Tuesday, October 26, 2010

First Taste

If you've ever siphoned gasoline from your neighbor's gas tank, you know that you inevitably get a taste of fine, refined petroleum in the process. Well, that's how I got a taste of the porter last night while the Enthusiast and I racked the beer into the carboy to clarify.

I kind of winced as I pulled the filthylooking wort through the tube, not knowing what to expect. The liquid swirled in my mouth while I decided whether to let myself taste it or not. The Enthusiast held the racking tube inside the primary fermenter as I snaked the vinyl tube into the carboy. The wort started to fill the new container, and then I realized that this dark and murky liquid tasted surprisingly like beer -- real beer.

It was a bit boozy yet, but the flavor was strong and good. The recipe is supposed to be similar to Great Lakes Edmund Fitzgerald, but in its current state the beer tastes a little like the stronger Thirsty Dog Siberian Night, which is a 9 percent ABV imperial stout.
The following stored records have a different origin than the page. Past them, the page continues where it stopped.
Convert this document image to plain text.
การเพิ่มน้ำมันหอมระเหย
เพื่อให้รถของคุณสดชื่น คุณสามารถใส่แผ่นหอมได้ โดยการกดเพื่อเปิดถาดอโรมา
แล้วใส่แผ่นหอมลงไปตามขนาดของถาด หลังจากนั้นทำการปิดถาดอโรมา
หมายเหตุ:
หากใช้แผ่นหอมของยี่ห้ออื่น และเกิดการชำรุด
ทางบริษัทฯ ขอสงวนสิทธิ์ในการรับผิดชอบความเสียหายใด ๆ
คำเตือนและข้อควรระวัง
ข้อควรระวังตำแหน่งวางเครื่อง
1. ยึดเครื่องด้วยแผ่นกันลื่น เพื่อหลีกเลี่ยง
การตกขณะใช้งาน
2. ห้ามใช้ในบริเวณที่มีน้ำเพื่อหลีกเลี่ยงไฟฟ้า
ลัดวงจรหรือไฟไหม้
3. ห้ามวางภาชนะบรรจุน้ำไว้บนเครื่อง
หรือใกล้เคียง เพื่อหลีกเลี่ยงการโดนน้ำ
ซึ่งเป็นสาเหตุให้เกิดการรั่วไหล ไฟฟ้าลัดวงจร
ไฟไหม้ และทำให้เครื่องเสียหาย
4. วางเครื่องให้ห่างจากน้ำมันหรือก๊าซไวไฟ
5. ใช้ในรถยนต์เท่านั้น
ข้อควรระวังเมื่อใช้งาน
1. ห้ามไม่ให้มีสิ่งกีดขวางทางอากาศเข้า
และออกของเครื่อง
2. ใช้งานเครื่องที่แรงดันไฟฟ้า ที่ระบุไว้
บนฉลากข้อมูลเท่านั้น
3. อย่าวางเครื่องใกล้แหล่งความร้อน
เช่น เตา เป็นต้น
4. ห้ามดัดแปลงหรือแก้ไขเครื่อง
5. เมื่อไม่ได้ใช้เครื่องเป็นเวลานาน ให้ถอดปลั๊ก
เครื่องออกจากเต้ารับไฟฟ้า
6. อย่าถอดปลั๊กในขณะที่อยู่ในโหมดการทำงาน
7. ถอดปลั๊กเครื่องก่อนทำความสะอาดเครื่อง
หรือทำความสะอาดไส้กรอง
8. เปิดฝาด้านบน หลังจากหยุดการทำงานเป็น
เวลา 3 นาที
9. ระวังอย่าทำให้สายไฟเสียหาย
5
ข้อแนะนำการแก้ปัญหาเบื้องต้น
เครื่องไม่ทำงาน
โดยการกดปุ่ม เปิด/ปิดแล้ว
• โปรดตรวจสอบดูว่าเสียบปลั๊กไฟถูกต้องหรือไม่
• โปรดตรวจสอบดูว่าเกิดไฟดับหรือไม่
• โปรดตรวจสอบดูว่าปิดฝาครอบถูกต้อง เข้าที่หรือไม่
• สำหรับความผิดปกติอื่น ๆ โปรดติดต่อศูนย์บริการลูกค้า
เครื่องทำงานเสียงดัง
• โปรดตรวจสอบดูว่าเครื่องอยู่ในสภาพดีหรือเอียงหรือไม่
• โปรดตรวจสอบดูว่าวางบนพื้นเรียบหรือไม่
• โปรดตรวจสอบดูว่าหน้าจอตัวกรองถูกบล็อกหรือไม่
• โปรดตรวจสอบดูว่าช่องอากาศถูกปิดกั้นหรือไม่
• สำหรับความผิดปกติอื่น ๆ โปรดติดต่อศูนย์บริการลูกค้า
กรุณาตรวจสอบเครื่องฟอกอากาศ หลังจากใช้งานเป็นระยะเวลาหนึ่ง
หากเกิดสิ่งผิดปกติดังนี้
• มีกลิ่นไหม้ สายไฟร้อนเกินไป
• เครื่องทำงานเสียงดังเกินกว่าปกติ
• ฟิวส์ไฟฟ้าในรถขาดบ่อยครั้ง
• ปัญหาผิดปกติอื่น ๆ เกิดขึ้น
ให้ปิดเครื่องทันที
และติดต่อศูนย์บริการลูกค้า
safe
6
The beer should be ready for bottling this coming weekend, and then another two-week wait before we can really drink it down.

I'm looking forward to pairing the porter with Thanksgiving dinners.

6 comments:

Spike said...

All is well that goes down well. I think that is the saying.

the erratic epicurean said...

mmm....porter...

BrianFlash said...

I always liked tasting the brew during every step. Wort, malted grains, beer during every transfer, and before capping. And then, because I couldn't help it, a bottle every three days while waiting for it to carbonate.

I bottled several small (7 oz) bottles just so I wouldn't drink so much of the beer before it got to the proper state.

Virginia Dressler said...

My boss is an experienced homebrewer and keeps reminding me that it is worth the wait to shelve for at least 4 weeks after bottling. This is tough to do, but definitely makes a difference!

Al's CL Reviews said...

Yum!

Jamoosh said...

What Virginia said... I know everyone says two, but I always do four weeks.

I also always taste the brew before it goes in the bottle. My Christmas Beer - pure alcohol. Bottle conditioning - do your thing!